Food tends to be an afterthought on space shuttle missions. But NASA officials have slowly come to realize that food is central to the well-being of the astronauts living on the space station.

Station crews spend six months confined in a plastic-and-titanium box without greenery or fresh air. Food is a rare sensory pleasure on the station, something to look forward to amid the grinding work of keeping the place shipshape and conducting scientific research.

As a retired submariner (who was it that said submariners were the logical people to serve as space-station crews?), I can definitely agree that food is important for people doing long cruises like this. And these guys don't even get to hit a liberty port during their deployments.
At the request of the astronaut office, future crews will have to settle for a standard menu rather than favored dishes. The upside: the menu will repeat every 16 days — rather than the current 10 — giving them more menu variety.

After the switch, station residents will eat food from three categories, just as they do now:

•American. Most items are either freeze-dried (add water and serve) or sealed in pouches after being precooked to kill germs (ready to be reheated in space). Entrees range from meatloaf to fajitas.

•Russian. Half the station is operated by Russia, which also supplies half the food. Packaged mostly in cans, it includes novelties such as jellied meat and buckwheat gruel.

•Bonus foods. For each month of their stay, station crewmembers pack a locker about as big as a shoebox with treats that have a long shelf life. Former station resident Ed Lu took dried calamari, among other things. Lopez-Alegria, who was born in Madrid, opted for a special Spanish ham.
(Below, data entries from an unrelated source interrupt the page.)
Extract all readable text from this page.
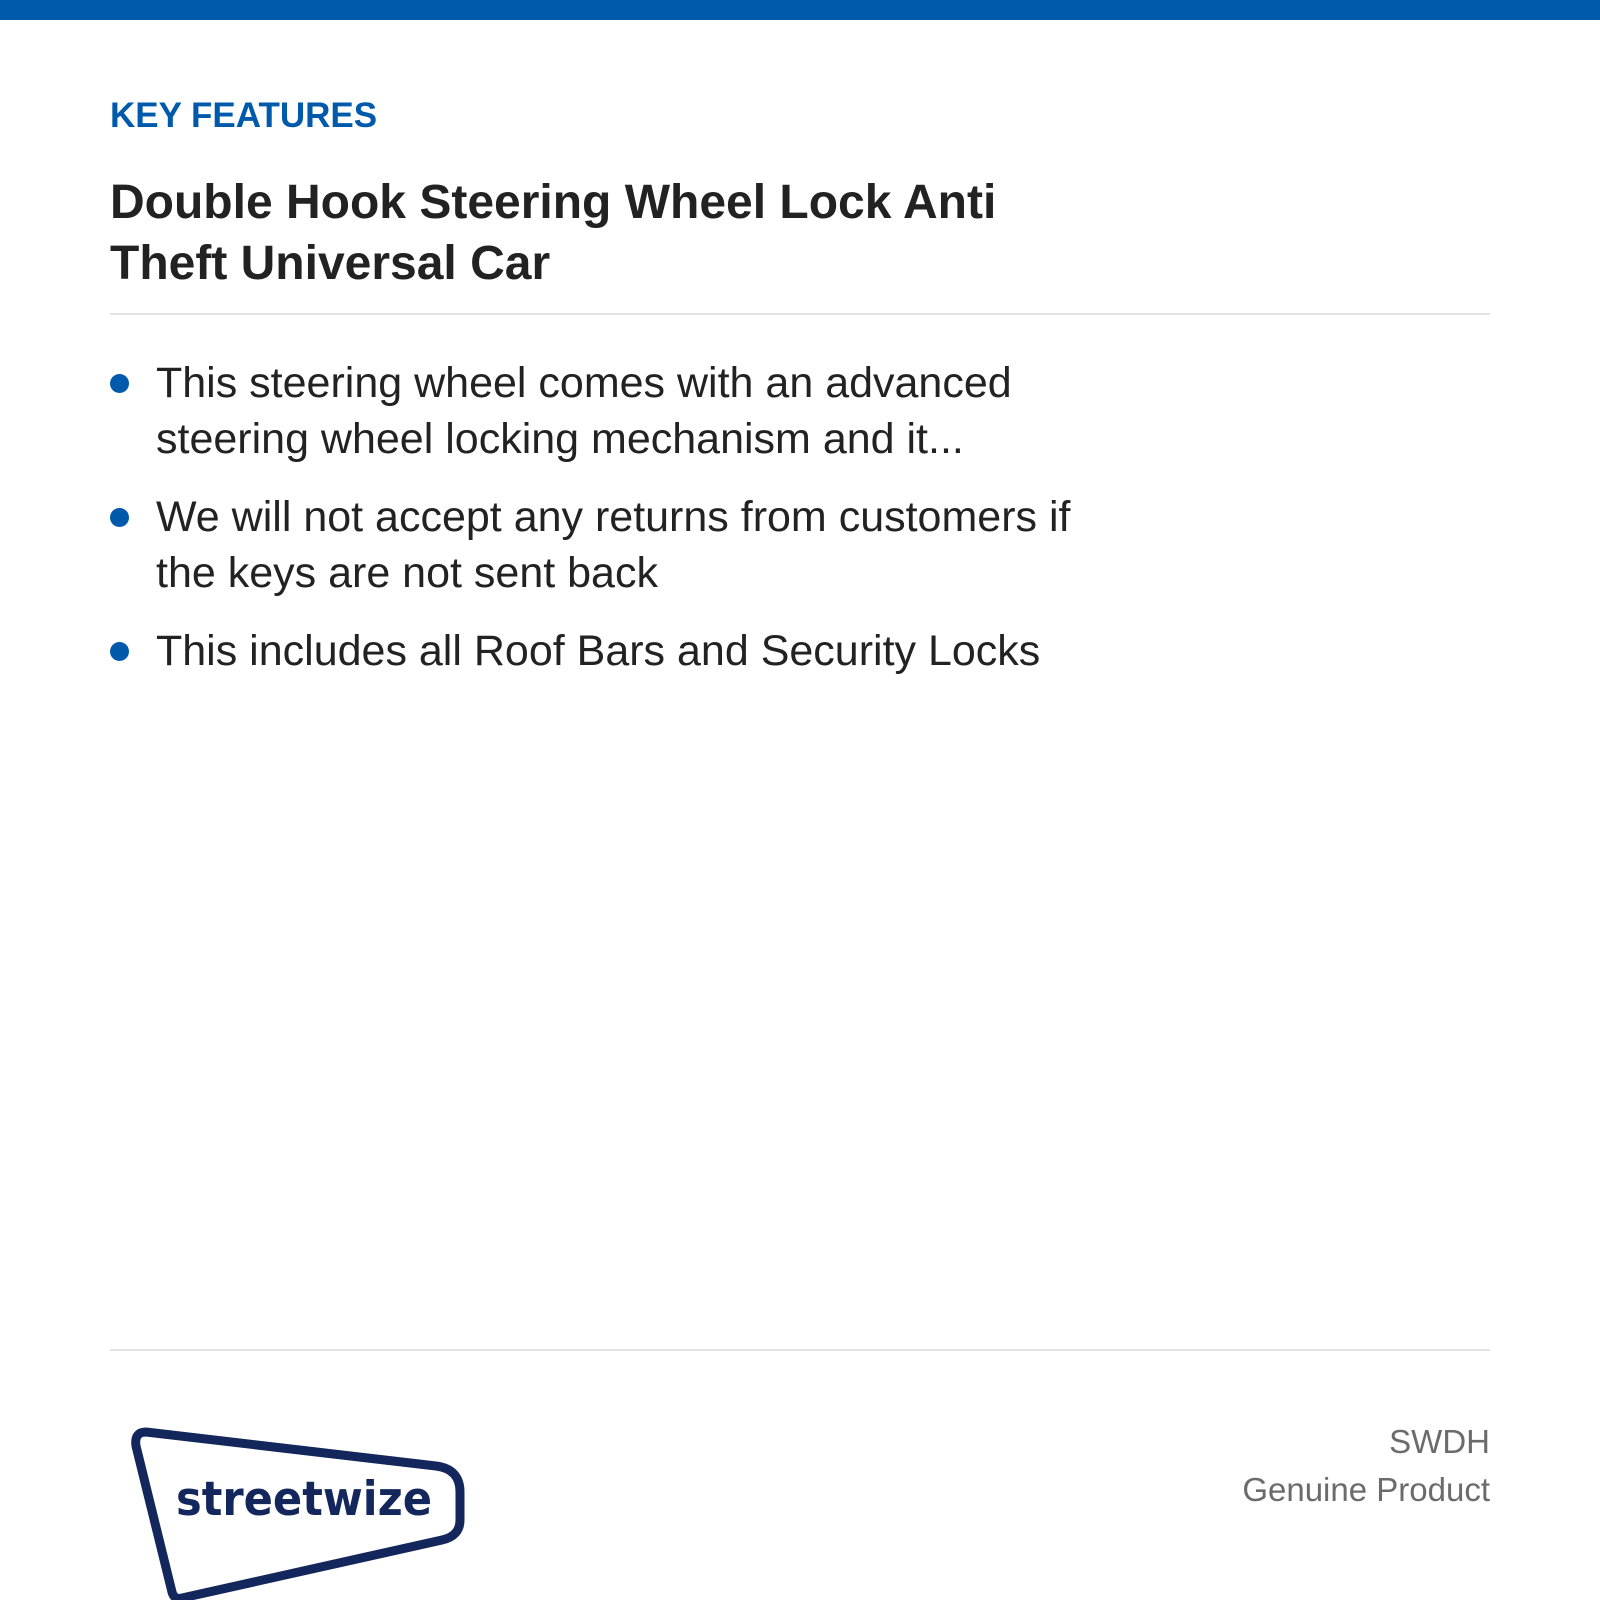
KEY FEATURES
Double Hook Steering Wheel Lock Anti Theft Universal Car
This steering wheel comes with an advanced steering wheel locking mechanism and it...
We will not accept any returns from customers if the keys are not sent back
This includes all Roof Bars and Security Locks
streetwize
SWDH
Genuine Product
In the meantime, though, Discovery will be carrying more than just latte and satellites. From another USA Today article:
No more goop-in-a-tube for America's hungry astronauts.
Space shuttle Discovery, slated to launch Dec. 7, will carry Thai chicken and two other dishes devised by Food Network star and TV talk show host Rachael Ray. They're the first meals from a food celebrity to fly on the shuttle.


Space station astronauts have already sampled celebrity food. Emeril Lagasse's jambalaya and mashed potatoes with bacon were devoured on the station in August. German station resident Thomas Reiter told Lagasse, famous for his New Orleans-style fare, that it was "perfect" for satisfying the crew's "longing … for spicy food."

Oh, and in addition to the other things:
The seven Discovery astronauts will help expand and rewire the International Space Station.